Half a century later and things don’t seem any more salubrious. “Skag city,” growls Gene Hackman’s Popeye Doyle, in The French Connection II (1975), as he shoots his way past crumbling facades, festering alleys and streets greasy with grime and despair. Because Marseille is one of those cities that bears the brunt, albeit uncomplainingly, of eternal international infamy. MFK Fisher, one of America’s finest scribblers on food, visited often, and lived there for a while in the Seventies, too. Yet friends worried for her safety. A Scottish couple told her that people “had jokingly said before they left England, when they admitted they were going to Marseille, ‘How mad! Nobody goes to Marseille! But be sure to bring us a pocketful of Big H, if the bullets miss you! … some top quality fixes old boy!”’ Tres droll.
Marseille, though, is ruggedly tenacious, an ancient and ever-prosperous port, and France’s second biggest city, founded around 600BC, when Protis the Phocean leader first spotted a marshy cove, protected by two rocky outcrops, and thought it looked like a splendid place to set up camp. It survived countless invasions, from Greeks and Romans to Visigoths, Arogonese and Germans — the last of whom destroyed the Vieux Port in 1943 — plus endless sieges, attacks and plagues. Yet Fisher bemoans the indelible, seemingly eternal stereotype. “One of the most tantalising things about Marseille,” she writes in A Considerable Town, “is that most people who describe it… write the same things… the familiar line that Marseille is doing its best to live up to a legendary reputation as world capital for ‘dope, whores and street violence’. Apparently, people like to glance one more time at the same old words: evil, filth, dangerous.”
Just after noon, on the most brilliant blue of late autumnal afternoons, the evil seems far removed, whisked away on a brisk, crisp sea breeze. And the filth is more wear and tear than downright squalor while the only danger is the contemplation of that third glass of pastis. I’m sitting with my friend, chef and food writer Rowley Leigh, a man not given to praise, faint or otherwise. “But I love this place,” he admits. “It feels real, proper, vital and alive. It doesn’t pander to tourists, or give the slightest fuck what anyone thinks about it, either. Very much the Marseille way.”
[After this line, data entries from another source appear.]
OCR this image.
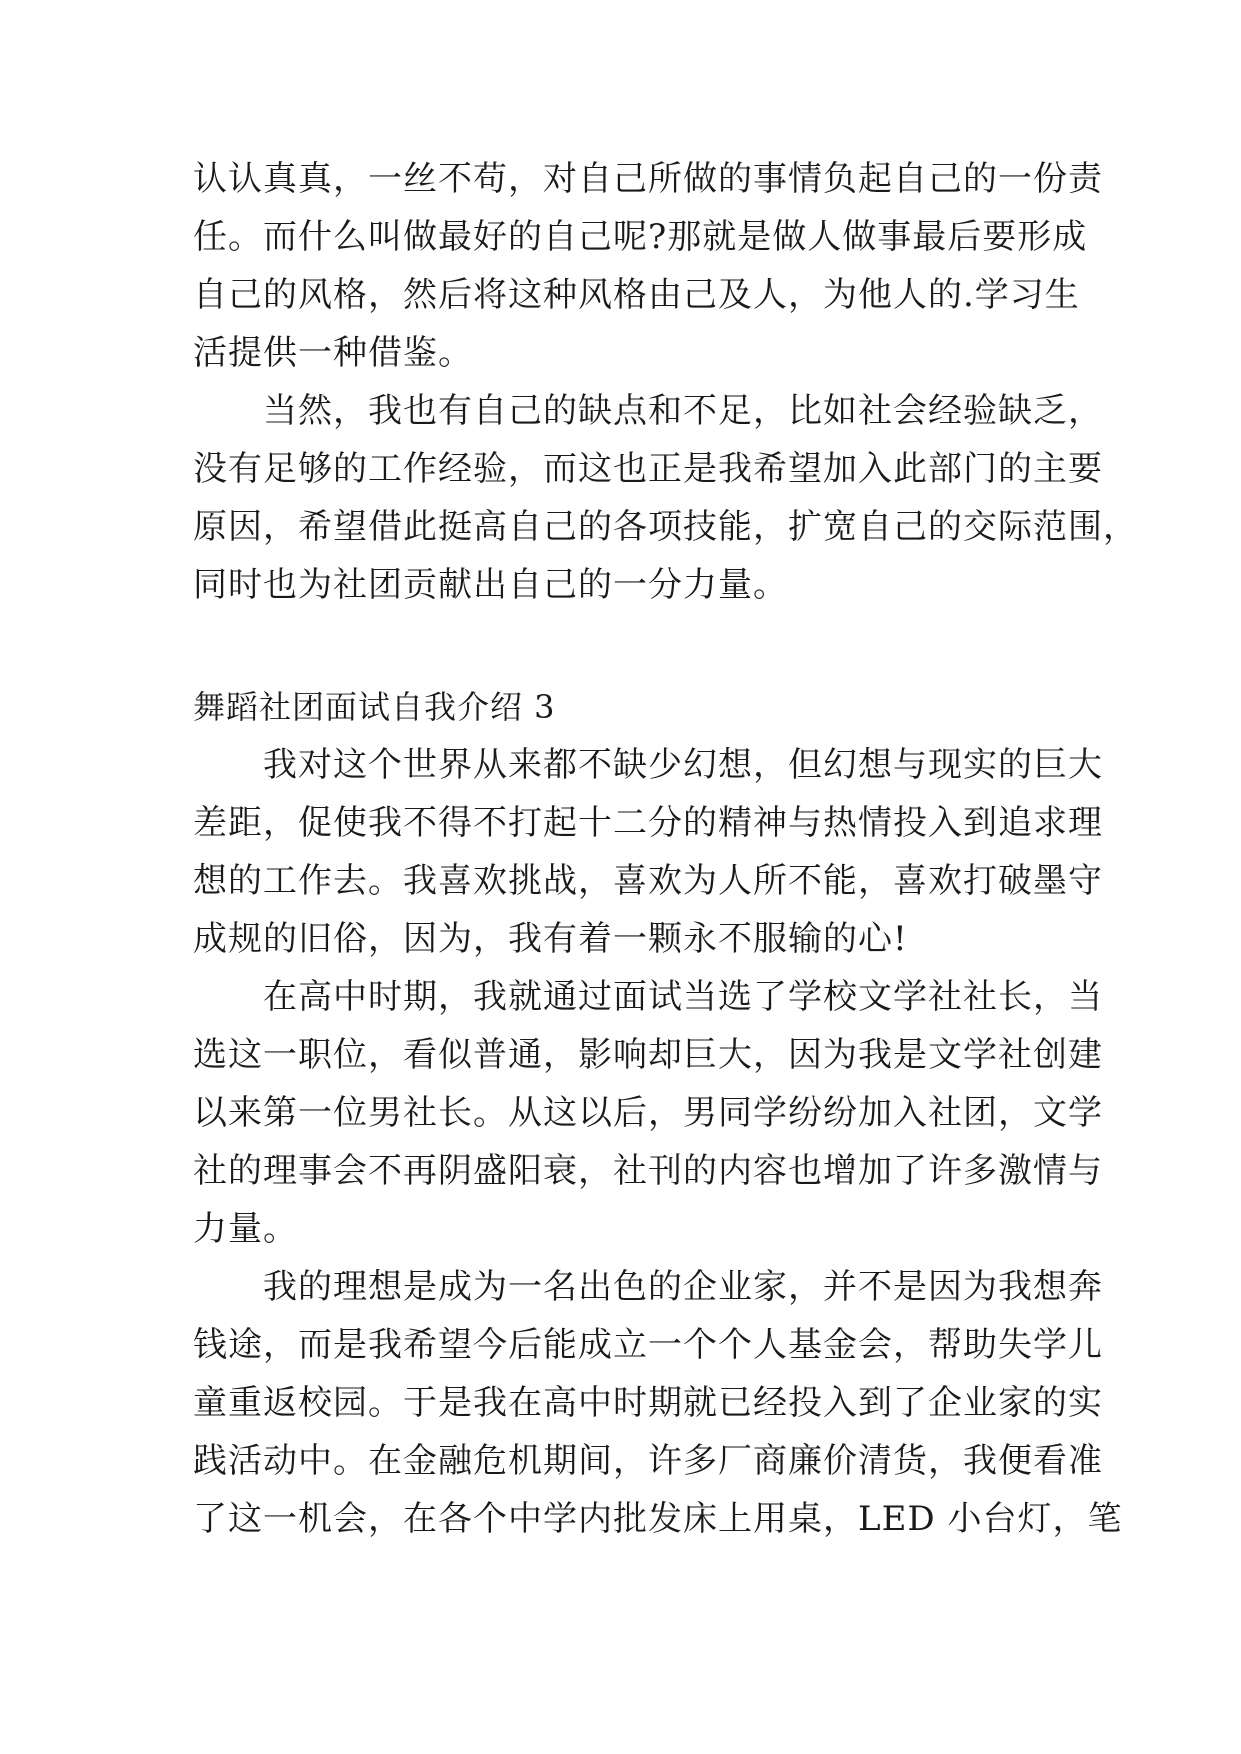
认认真真，一丝不苟，对自己所做的事情负起自己的一份责
任。而什么叫做最好的自己呢?那就是做人做事最后要形成
自己的风格，然后将这种风格由己及人，为他人的.学习生
活提供一种借鉴。
　　当然，我也有自己的缺点和不足，比如社会经验缺乏，
没有足够的工作经验，而这也正是我希望加入此部门的主要
原因，希望借此挺高自己的各项技能，扩宽自己的交际范围，
同时也为社团贡献出自己的一分力量。
舞蹈社团面试自我介绍 3
　　我对这个世界从来都不缺少幻想，但幻想与现实的巨大
差距，促使我不得不打起十二分的精神与热情投入到追求理
想的工作去。我喜欢挑战，喜欢为人所不能，喜欢打破墨守
成规的旧俗，因为，我有着一颗永不服输的心!
　　在高中时期，我就通过面试当选了学校文学社社长，当
选这一职位，看似普通，影响却巨大，因为我是文学社创建
以来第一位男社长。从这以后，男同学纷纷加入社团，文学
社的理事会不再阴盛阳衰，社刊的内容也增加了许多激情与
力量。
　　我的理想是成为一名出色的企业家，并不是因为我想奔
钱途，而是我希望今后能成立一个个人基金会，帮助失学儿
童重返校园。于是我在高中时期就已经投入到了企业家的实
践活动中。在金融危机期间，许多厂商廉价清货，我便看准
了这一机会，在各个中学内批发床上用桌，LED 小台灯，笔
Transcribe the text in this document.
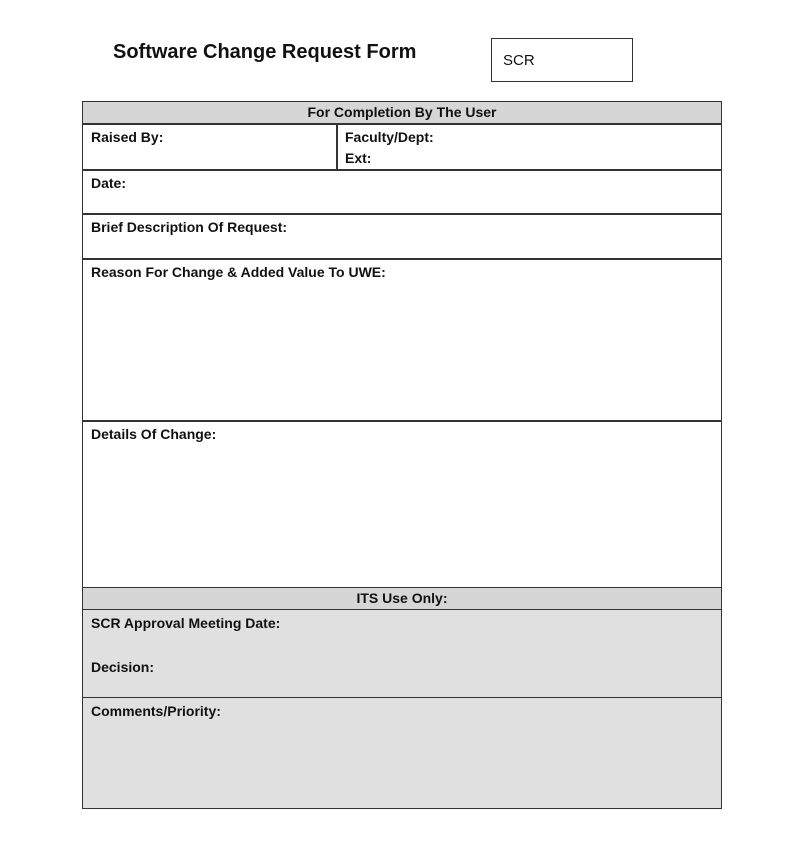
Software Change Request Form	SCR
For Completion By The User
Raised By:	Faculty/Dept:
Ext:
Date:
Brief Description Of Request:
Reason For Change & Added Value To UWE:
Details Of Change:
ITS Use Only:
SCR Approval Meeting Date:
Decision:
Comments/Priority:
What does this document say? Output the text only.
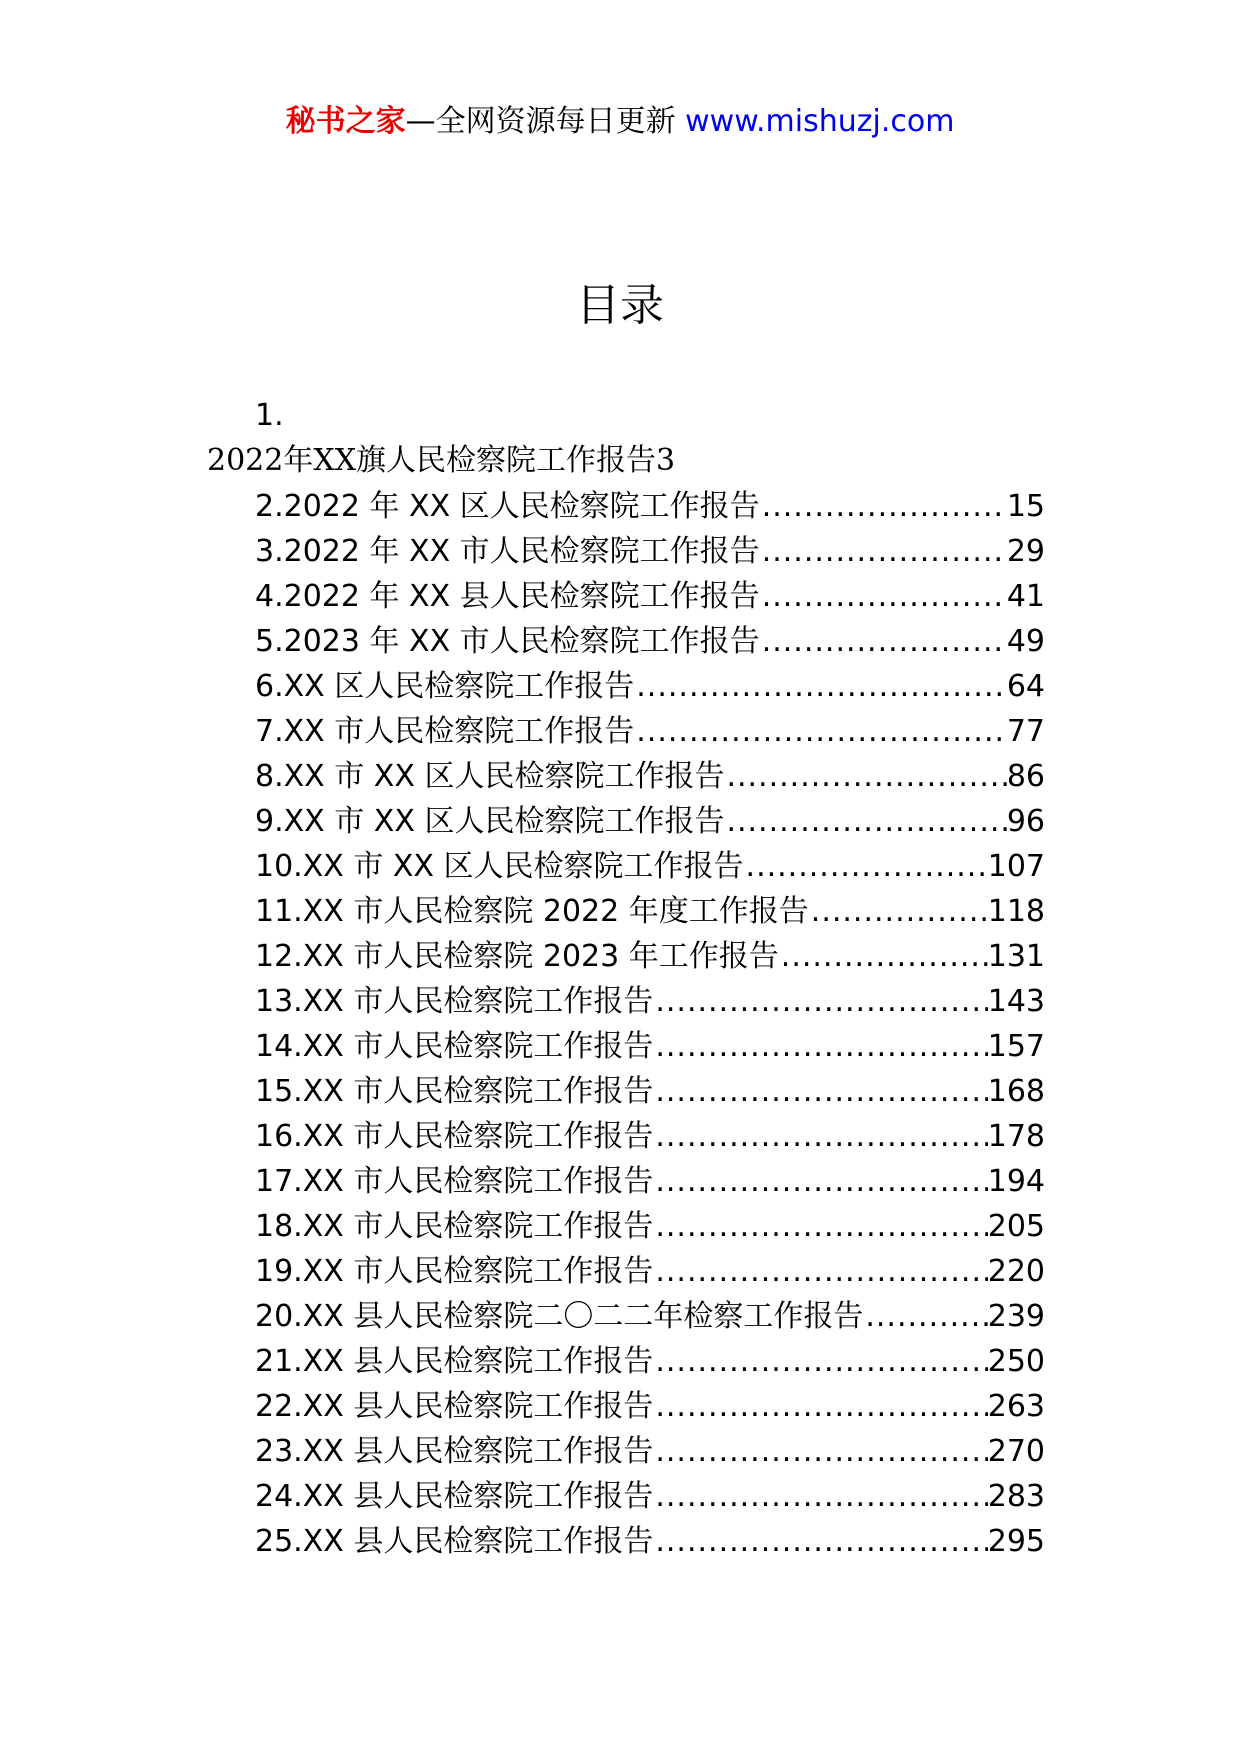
秘书之家—全网资源每日更新 www.mishuzj.com
目录
1.
2022年XX旗人民检察院工作报告3
2.2022 年 XX 区人民检察院工作报告 .....	15
3.2022 年 XX 市人民检察院工作报告 .....	29
4.2022 年 XX 县人民检察院工作报告 .....	41
5.2023 年 XX 市人民检察院工作报告 .....	49
6.XX 区人民检察院工作报告 .....	64
7.XX 市人民检察院工作报告 .....	77
8.XX 市 XX 区人民检察院工作报告 .....	86
9.XX 市 XX 区人民检察院工作报告 .....	96
10.XX 市 XX 区人民检察院工作报告 .....	107
11.XX 市人民检察院 2022 年度工作报告 .....	118
12.XX 市人民检察院 2023 年工作报告 .....	131
13.XX 市人民检察院工作报告 .....	143
14.XX 市人民检察院工作报告 .....	157
15.XX 市人民检察院工作报告 .....	168
16.XX 市人民检察院工作报告 .....	178
17.XX 市人民检察院工作报告 .....	194
18.XX 市人民检察院工作报告 .....	205
19.XX 市人民检察院工作报告 .....	220
20.XX 县人民检察院二〇二二年检察工作报告 .....	239
21.XX 县人民检察院工作报告 .....	250
22.XX 县人民检察院工作报告 .....	263
23.XX 县人民检察院工作报告 .....	270
24.XX 县人民检察院工作报告 .....	283
25.XX 县人民检察院工作报告 .....	295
We retreat back into comfortable silence, perched above the city on the terrace of the former 16th-century Hotel-Dieu hospital, now a rather comfortable InterContinental hotel. Ahead of us looms the basilica of Notre-Dame de La Garde, where a gleaming and gilded Mary and Child gaze benevolently upon a city wedged between Mediterranean and Provencal hills. Below, the Vieux-Port, with its overpriced bouillabaisse and faded hotels, soap shops and neat rows of tiny boats.
The port may have changed since the days of Dickens, but the faces of every hue, the “Hindoos, Russians, Chinese, Spaniards, Portuguese, Englishmen, Frenchmen, Genoese, Neapolitans, Venetians, Greeks, Turks, descendants from all the builders of Babel” he describes at the start of Little Dorrit, still loom large. As a gateway to the south, Marseille always attracted folk: Greeks, Italians, Armenians, Vietnamese, Corsicans and North Africans — Saharan Africans, pieds-noirs from Algeria and Maghrebis, too. A merry old mix, to say the least.